The spectacular about-face comes after more than 2,300 children were stripped from their parents and adult relatives after illegally crossing the border since May 5 and placed in tent camps and other facilities, with no way to contact their relatives.

Despite the order, there was no plan in place to reunite the thousands of children already separated from their families, according to multiple US media reports, citing officials from the Health and Human Services Department.

Those kids would remain separated while their parents were under federal custody during immigration proceedings, according to The New York Times.

Pictures and accounts of the separations sparked outrage and a rebellion among Republicans in Trump’s own party, as well as international accusation that the US was committing human rights violations.

“What we have done today is we are keeping families together,” Trump said as he signed the executive order. “I didn’t like the sight or the feeling of families being separated.”

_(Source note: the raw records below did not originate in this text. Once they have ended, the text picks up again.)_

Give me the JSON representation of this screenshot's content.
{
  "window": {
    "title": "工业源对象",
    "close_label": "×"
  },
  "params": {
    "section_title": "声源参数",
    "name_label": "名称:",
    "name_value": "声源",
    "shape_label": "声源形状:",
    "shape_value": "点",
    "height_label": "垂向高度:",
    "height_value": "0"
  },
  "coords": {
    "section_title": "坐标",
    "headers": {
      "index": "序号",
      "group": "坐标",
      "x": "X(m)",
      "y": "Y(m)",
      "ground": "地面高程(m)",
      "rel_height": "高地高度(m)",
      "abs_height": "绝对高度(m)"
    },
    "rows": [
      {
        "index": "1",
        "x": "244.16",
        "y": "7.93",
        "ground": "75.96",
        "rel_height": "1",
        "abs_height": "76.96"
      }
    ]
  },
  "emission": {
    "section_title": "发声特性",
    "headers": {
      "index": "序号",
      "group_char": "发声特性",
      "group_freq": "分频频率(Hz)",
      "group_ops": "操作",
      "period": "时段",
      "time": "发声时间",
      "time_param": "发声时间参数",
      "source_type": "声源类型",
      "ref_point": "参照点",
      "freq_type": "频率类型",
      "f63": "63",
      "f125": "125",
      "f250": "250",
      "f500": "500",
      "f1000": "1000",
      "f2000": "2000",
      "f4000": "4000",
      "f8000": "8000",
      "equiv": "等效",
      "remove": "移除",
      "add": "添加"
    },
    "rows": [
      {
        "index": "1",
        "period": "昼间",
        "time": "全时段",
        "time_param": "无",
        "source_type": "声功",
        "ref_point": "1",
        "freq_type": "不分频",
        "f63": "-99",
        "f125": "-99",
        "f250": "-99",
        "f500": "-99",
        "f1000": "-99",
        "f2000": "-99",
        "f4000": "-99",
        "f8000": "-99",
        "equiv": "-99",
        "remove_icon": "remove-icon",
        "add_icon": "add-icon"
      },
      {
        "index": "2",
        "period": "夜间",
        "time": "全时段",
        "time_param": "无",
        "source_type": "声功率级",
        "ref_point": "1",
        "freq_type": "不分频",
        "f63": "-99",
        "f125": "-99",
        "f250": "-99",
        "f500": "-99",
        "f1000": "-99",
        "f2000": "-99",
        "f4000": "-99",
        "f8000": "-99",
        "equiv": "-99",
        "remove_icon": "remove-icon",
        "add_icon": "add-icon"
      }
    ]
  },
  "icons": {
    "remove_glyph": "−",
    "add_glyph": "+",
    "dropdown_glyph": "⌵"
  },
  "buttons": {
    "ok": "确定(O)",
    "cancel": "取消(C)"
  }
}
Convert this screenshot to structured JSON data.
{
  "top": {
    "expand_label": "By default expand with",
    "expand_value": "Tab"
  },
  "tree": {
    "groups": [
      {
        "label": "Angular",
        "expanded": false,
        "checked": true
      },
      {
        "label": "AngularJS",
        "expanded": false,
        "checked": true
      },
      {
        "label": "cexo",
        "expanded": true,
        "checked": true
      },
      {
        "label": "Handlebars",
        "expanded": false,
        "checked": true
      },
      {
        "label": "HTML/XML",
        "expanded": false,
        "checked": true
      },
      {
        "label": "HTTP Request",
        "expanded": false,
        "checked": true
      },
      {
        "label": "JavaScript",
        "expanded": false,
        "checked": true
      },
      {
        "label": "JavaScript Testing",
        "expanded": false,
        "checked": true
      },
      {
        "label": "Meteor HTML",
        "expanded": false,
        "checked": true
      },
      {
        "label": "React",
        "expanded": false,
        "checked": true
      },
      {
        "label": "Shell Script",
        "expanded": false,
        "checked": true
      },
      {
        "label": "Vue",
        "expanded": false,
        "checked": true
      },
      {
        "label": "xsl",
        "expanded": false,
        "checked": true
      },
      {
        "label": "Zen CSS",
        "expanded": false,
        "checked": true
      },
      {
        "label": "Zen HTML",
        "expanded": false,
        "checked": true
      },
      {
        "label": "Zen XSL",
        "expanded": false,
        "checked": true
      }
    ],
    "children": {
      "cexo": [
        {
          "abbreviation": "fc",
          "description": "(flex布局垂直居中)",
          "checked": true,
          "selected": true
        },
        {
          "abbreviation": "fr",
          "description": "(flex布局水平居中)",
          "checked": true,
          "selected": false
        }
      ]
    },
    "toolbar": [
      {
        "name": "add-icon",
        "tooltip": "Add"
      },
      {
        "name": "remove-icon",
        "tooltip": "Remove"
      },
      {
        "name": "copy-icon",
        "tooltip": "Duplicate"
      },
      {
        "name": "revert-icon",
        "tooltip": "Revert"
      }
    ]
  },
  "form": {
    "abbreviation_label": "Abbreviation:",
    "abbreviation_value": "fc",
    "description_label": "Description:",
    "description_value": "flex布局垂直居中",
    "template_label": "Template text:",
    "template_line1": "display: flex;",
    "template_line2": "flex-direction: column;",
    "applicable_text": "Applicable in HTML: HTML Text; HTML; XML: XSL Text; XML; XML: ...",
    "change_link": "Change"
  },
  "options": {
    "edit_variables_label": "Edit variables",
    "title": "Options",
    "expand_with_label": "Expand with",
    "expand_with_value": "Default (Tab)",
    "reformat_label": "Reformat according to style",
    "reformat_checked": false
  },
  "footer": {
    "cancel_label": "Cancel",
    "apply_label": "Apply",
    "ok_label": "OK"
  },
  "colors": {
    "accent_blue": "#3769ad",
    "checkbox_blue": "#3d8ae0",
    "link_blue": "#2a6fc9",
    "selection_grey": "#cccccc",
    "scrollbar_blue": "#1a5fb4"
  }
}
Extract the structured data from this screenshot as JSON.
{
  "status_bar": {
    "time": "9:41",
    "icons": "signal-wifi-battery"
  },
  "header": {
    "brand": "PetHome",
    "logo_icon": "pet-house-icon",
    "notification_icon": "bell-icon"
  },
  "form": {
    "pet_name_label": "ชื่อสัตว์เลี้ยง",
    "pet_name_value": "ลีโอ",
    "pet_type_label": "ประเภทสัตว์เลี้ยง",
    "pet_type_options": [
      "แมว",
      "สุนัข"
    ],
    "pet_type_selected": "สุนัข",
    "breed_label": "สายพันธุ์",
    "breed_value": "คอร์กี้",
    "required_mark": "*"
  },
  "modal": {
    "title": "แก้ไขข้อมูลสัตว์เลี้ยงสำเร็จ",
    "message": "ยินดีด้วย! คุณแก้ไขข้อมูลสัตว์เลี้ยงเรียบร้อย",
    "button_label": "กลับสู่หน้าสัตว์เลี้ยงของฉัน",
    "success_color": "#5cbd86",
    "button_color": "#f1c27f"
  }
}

Trump said that even with the change, border enforcement will be “equally tough, if not tougher.”

He reiterated that sentiment at a campaign-style rally of supporters in the northern state of Minnesota later Wednesday, saying “we will keep families together, but the border is going to be just as tough.”

He then accused rival Democrats of putting “illegal immigrants before they put American citizens.”

For weeks, Trump had insisted he was bound by law to split the children from their parents and that only Congress could resolve the problem- before he radically shifted gears.

“We want security for our country,” Trump said. “And we will have that-at the same time, we have compassion, we want to keep families together.”

The order says the Department of Homeland Security- and not the Justice and Health and Human Services Departments, as under previous policy- would have continuing responsibility for the families.

It also suggests the government intends to hold the families indefinitely by challenging an existing statute, the 1997 Flores Settlement, that places a 20-day limit on how long children, alone or with their parents, can be detained.

That move could lead to new legal battles for the administration.